About the name: cachirul or cachirulo were early 20th-century terms used to describe a clothing patch of ragtag quality. In what soon developed as Mexican soccer vernacular, the terms came to describe mercenary players, meaning those who aren’t really on the team but appear as ringers. Because substitute players commonly used the names of those listed on club rosters, they were said to represent a cachirul, and the Mexican Football Federation (FMF) did get caught red-handed in 1988: Journalist Antonio Moreno broke the story after studying an FMF yearbook where the players’ ages did not correspond to those supplied to CONCACAF prior to qualification for the U-20 World Cup. The Federation flatly denied the allegation. After Moreno twisted in the wind for a time, other investigating media reached the same conclusion and the Mexican futbol community erupted in turmoil — though one might reasonably ask why. As then-USMNT coach Bob Gansler told me, “Not their first offense.” Eventually, in April 1988, the U.S. Soccer Federation submitted an official complaint to CONCACAF, demanding the case be investigated. When the Guatemalans joined the protest, FIFA had no choice but to act. The justice dispensed on July 1, 1988 proved swift and harsh.

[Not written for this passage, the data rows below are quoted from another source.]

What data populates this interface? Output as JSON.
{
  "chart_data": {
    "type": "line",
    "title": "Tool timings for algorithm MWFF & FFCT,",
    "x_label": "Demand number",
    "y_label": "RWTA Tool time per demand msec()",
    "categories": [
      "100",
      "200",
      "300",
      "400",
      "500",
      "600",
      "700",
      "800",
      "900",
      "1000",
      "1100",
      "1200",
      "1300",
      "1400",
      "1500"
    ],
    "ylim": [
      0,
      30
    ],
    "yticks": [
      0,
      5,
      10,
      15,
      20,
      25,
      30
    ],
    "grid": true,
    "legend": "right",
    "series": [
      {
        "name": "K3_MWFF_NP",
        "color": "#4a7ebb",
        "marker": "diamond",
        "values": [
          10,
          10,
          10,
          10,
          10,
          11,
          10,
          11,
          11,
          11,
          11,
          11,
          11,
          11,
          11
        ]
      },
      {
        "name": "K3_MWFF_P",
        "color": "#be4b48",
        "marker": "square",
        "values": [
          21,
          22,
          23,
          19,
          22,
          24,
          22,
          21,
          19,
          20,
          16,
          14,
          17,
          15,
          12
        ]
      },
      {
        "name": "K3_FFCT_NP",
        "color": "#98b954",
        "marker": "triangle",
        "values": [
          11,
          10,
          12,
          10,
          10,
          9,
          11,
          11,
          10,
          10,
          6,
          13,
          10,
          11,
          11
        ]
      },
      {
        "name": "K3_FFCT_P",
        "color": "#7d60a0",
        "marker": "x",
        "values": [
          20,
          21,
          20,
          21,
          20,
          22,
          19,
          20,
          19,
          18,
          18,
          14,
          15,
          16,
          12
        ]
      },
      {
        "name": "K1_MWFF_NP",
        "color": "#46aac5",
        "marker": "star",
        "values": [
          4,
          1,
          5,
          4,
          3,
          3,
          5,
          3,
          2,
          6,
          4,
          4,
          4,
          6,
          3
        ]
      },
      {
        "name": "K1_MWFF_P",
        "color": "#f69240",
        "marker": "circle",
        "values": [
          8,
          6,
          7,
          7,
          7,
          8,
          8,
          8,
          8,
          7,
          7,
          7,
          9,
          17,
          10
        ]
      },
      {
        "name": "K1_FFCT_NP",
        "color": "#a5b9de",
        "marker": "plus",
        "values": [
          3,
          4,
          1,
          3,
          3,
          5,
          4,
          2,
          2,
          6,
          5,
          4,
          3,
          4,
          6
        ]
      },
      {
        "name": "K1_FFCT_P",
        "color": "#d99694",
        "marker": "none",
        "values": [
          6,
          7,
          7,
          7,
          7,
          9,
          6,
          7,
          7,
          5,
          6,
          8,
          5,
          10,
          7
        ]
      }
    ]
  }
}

But here’s the rub, as it relates to FIFA’s extension of special treatment to the U.S. (which is how folks on both side of the border have long viewed this World Cup/U-20/Olympic ban), it’s a nothingburger. Mexico’s punishment was handed down July 1, 1988. FIFA announced its 1994 World Cup host on July 4, producing optics that remain undeniably poor. However, the final stages of CONCACAF qualification had already been scheduled. El Tri were slated to play Costa Rica in a preliminary home & home knockout one month hence. The Ticos ultimately went through by forfeit and ended up winning the final Pentagonal, with the U.S. qualifying for Italia ’90 in second place. In short, just one nation was ever going to advance from that preliminary tie pitting Costa Rica and Mexico in August 1988; the U.S. would have qualified by finishing second behind either one. Now, a reasonable person might ask, “Why were the top two teams in CONCACAF at that time, Costa Rica and Mexico, scheduled to face off in a preliminary round where only one might advance?” This matchup was certainly of great convenience to the Yanquis, who drew the Jamaicans. Those pairings would have been a CONCACAF matter — not a FIFA matter, and they were nothing a few million Swiss francs couldn’t help arrange.
From CONCACAF’s inception, Mexico had dominated the Confederation competitively, commercially and ethically. Is it any surprise that Maradona’s “Hand of God” goal took place at Estadio Azteca, the beating heart of regional football matters since its christening in May 1966? Yet this most CONCACAFkaesque of goals and The Cachirules Affair combined to prove something of a swan song. Jack Warner’s ascension, starting in 1990, and the rise of U.S. soccer, starting in 1989, changed the balance of regional football powers forever. Which is to say, the fucked up nature of CONCACAF was no longer the province of Mexico alone.